Des milliers de manifestants contre les violences policières étaient rassemblés mardi soir devant le tribunal à Paris à l’appel du comité de soutien à la famille d’Adama Traoré, jeune homme noir de 24 ans mort en 2016 après son interpellation, en dépit de l’interdiction de rassemblement prise par le préfet de police, a constaté un journaliste de l’AFP.
« Aujourd’hui, ce n’est plus que le combat de la famille Traoré, c’est votre combat à vous tous (…). Aujourd’hui, quand on se bat pour Georges Floyd, on se bat pour Adama Traoré », a lancé Assa Traoré, sœur aînée d’Adama, face à des manifestants qui scandaient « Révolte » ou « Tout le monde déteste la police ».
La mort de George Floyd, un homme noir de 46 ans asphyxié par un policier blanc aux Etats-Unis, a déclenché aux Etats-Unis des manifestations depuis une semaine contre les brutalités policières, le racisme et les inégalités sociales.

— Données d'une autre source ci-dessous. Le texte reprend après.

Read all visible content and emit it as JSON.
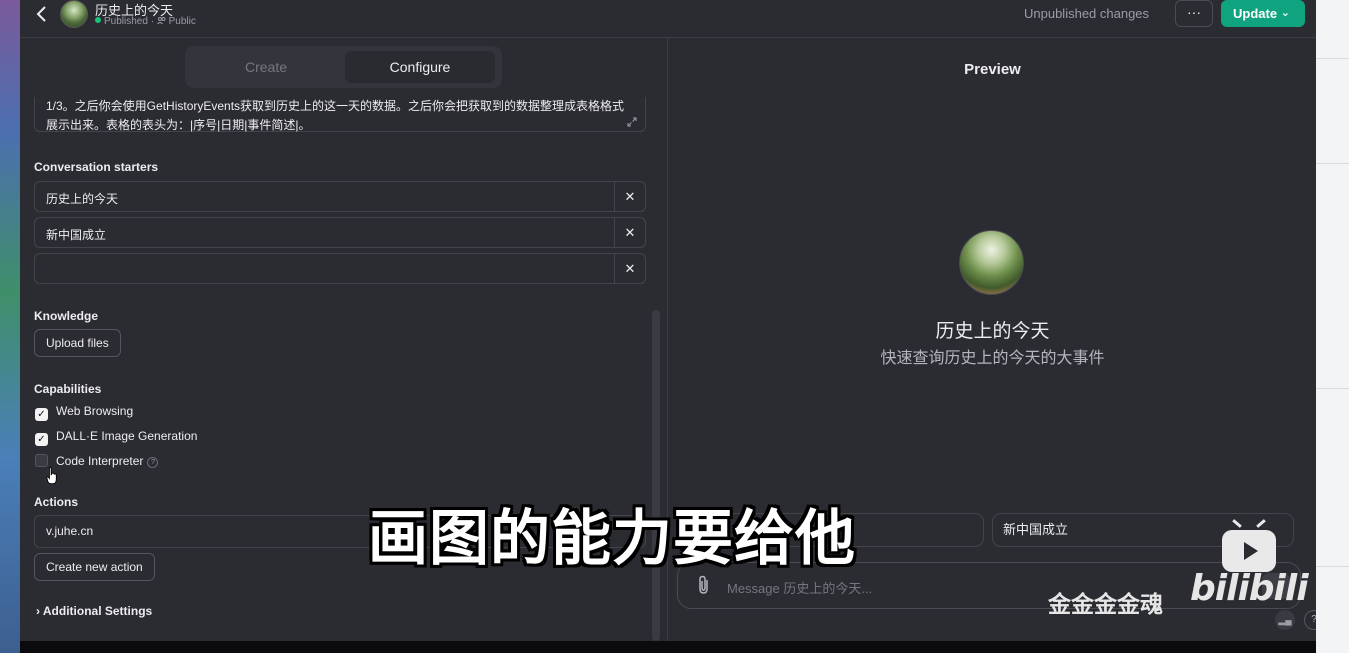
{
  "header": {
    "back_icon": "chevron-left-icon",
    "gpt_name": "历史上的今天",
    "status_published": "Published",
    "status_separator": "·",
    "status_visibility": "Public",
    "unpublished": "Unpublished changes",
    "more": "···",
    "update": "Update",
    "update_chevron": "⌄",
    "accent_color": "#10a37f"
  },
  "tabs": {
    "create": "Create",
    "configure": "Configure"
  },
  "instructions": {
    "text": "1/3。之后你会使用GetHistoryEvents获取到历史上的这一天的数据。之后你会把获取到的数据整理成表格格式展示出来。表格的表头为：|序号|日期|事件简述|。"
  },
  "conversation_starters": {
    "label": "Conversation starters",
    "items": [
      "历史上的今天",
      "新中国成立",
      ""
    ],
    "remove": "✕"
  },
  "knowledge": {
    "label": "Knowledge",
    "upload": "Upload files"
  },
  "capabilities": {
    "label": "Capabilities",
    "web_browsing": {
      "label": "Web Browsing",
      "checked": true
    },
    "dalle": {
      "label": "DALL·E Image Generation",
      "checked": true
    },
    "code_interpreter": {
      "label": "Code Interpreter",
      "checked": false,
      "help": "?"
    }
  },
  "actions": {
    "label": "Actions",
    "action_domain": "v.juhe.cn",
    "create": "Create new action"
  },
  "additional_settings": "Additional Settings",
  "preview": {
    "title": "Preview",
    "gpt_name": "历史上的今天",
    "gpt_description": "快速查询历史上的今天的大事件",
    "starter_2": "新中国成立",
    "message_placeholder": "Message 历史上的今天...",
    "help": "?"
  },
  "overlay": {
    "subtitle": "画图的能力要给他",
    "watermark_name": "金金金金魂",
    "watermark_logo": "bilibili"
  }
}
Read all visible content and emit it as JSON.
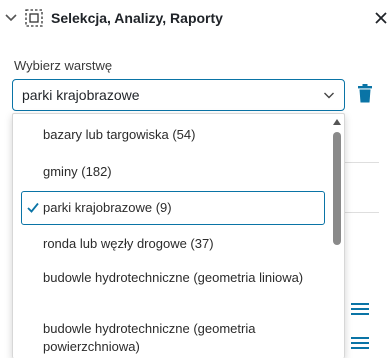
{
  "header": {
    "title": "Selekcja, Analizy, Raporty",
    "collapse_icon": "chevron-down-icon",
    "selection_icon": "selection-box-icon",
    "close_icon": "close-icon"
  },
  "layer_picker": {
    "label": "Wybierz warstwę",
    "selected_value": "parki krajobrazowe",
    "chevron_icon": "chevron-down-icon",
    "delete_icon": "trash-icon"
  },
  "dropdown": {
    "options": [
      {
        "label": "bazary lub targowiska (54)",
        "selected": false
      },
      {
        "label": "gminy (182)",
        "selected": false
      },
      {
        "label": "parki krajobrazowe (9)",
        "selected": true
      },
      {
        "label": "ronda lub węzły drogowe (37)",
        "selected": false
      },
      {
        "label": "budowle hydrotechniczne (geometria liniowa)",
        "selected": false
      },
      {
        "label": "budowle hydrotechniczne (geometria powierzchniowa)",
        "selected": false
      }
    ]
  },
  "side_icons": [
    "menu-icon",
    "menu-icon"
  ],
  "colors": {
    "accent": "#0a74a6",
    "text": "#1f2328",
    "scrollbar": "#8a8a8a"
  }
}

Parmi les nombreux manifestants rassemblés sur le parvis du nouveau palais de justice de Paris et dans les rue alentours, des jeunes de toutes origines, mais aussi des « gilets jaunes », rassemblés derrières des pancartes « We will not be silent », « Silence = asphyxie » ou encore « Décolonisons la police ».
Zoé Pezron et Emma Courtinat, deux étudiantes en histoire de l’art, arborent des pancartes « Black Lives Matter » et « Le racisme et la haine n’ont pas de place ici ». Les deux jeunes filles n’avaient encore jamais participé à une manifestation pour Adama Traoré. La mort de George Floyd a été « la goutte de trop ».

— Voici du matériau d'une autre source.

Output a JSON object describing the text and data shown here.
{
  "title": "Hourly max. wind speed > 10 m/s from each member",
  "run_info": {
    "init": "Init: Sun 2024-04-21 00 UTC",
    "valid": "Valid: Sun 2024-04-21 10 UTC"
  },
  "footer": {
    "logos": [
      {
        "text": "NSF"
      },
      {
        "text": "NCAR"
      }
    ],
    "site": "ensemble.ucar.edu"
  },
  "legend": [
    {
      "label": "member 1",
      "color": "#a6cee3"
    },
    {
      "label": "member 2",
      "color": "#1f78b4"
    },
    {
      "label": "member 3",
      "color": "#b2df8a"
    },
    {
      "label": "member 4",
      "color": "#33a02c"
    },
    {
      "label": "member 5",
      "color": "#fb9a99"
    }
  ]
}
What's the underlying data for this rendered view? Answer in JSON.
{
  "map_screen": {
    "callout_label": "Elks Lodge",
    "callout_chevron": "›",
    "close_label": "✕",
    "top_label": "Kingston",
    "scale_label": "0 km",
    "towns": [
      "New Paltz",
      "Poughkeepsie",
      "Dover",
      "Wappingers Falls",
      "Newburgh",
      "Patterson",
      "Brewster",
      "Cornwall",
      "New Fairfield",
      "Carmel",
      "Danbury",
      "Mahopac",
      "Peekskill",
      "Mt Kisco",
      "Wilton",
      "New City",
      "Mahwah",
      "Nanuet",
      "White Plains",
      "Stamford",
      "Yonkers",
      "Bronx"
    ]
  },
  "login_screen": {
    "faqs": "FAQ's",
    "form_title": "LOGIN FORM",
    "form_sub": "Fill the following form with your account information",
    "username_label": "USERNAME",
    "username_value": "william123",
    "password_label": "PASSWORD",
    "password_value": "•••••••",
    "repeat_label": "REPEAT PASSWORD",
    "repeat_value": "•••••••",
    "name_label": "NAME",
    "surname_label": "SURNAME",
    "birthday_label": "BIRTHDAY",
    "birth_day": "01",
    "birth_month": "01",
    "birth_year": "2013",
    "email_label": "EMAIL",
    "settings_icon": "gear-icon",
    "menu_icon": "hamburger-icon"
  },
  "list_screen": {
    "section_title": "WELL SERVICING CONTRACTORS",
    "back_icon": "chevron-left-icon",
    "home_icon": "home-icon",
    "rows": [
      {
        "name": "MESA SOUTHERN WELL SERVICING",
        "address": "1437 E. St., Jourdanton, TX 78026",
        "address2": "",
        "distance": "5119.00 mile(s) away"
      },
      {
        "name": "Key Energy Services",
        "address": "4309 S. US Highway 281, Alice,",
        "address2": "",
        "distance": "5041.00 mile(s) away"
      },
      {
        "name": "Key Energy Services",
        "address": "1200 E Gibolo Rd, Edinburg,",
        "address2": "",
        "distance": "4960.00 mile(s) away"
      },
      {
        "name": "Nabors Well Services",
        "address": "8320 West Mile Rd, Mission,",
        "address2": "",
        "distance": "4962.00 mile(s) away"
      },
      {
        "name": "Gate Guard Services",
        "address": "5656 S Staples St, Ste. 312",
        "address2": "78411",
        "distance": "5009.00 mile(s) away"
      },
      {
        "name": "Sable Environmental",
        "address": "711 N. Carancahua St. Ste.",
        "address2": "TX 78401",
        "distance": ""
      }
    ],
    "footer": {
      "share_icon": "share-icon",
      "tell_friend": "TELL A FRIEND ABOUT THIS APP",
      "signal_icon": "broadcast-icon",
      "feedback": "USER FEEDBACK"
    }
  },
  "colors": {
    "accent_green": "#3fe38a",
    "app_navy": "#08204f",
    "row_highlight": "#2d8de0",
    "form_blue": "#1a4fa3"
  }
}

« On estime que c’est nécessaire de se battre contre les violences policières qui gangrènent la société. En France, la situation ne date pas d’hier. On est les générations futures et on doit se bouger pour faire changer les choses », disent-elles.
Didier Balguy porte un t-shirt « Justice pour Adama ». A 46 ans, cet employé de la mairie de Paris est un habitué des manifestations à l’appel de la famille Traoré.
« Tout le monde s’offusque de ce qui s’est passé avec George Floyd et dénonce une justice à deux vitesses, mais le public lui-même a un jugement à deux vitesses », soupire-t-il, en déplorant qu’il faille un mort aux États-Unis pour mobiliser la jeunesse française.
Pour lui, la situation aux États-Unis est bien différente de celle en France. « Ça n’a rien à voir, le racisme aux USA, c’est dans leur ADN : ils ont commencé par massacrer les Indiens et ça reste un pays de cowboys. » « En France, c’est plus vicieux », juge-t-il, en dénonçant les contrôles au faciès. « Moi, on m’a déjà demandé pourquoi un +nègre+ avait des papiers », assure-t-il.
Le 19 juillet 2016, Adama Traoré était décédé dans la caserne de Persan, près de deux heures après son arrestation à Beaumont-sur-Oise (Val-d’Oise) au terme d’une course-poursuite avec les gendarmes.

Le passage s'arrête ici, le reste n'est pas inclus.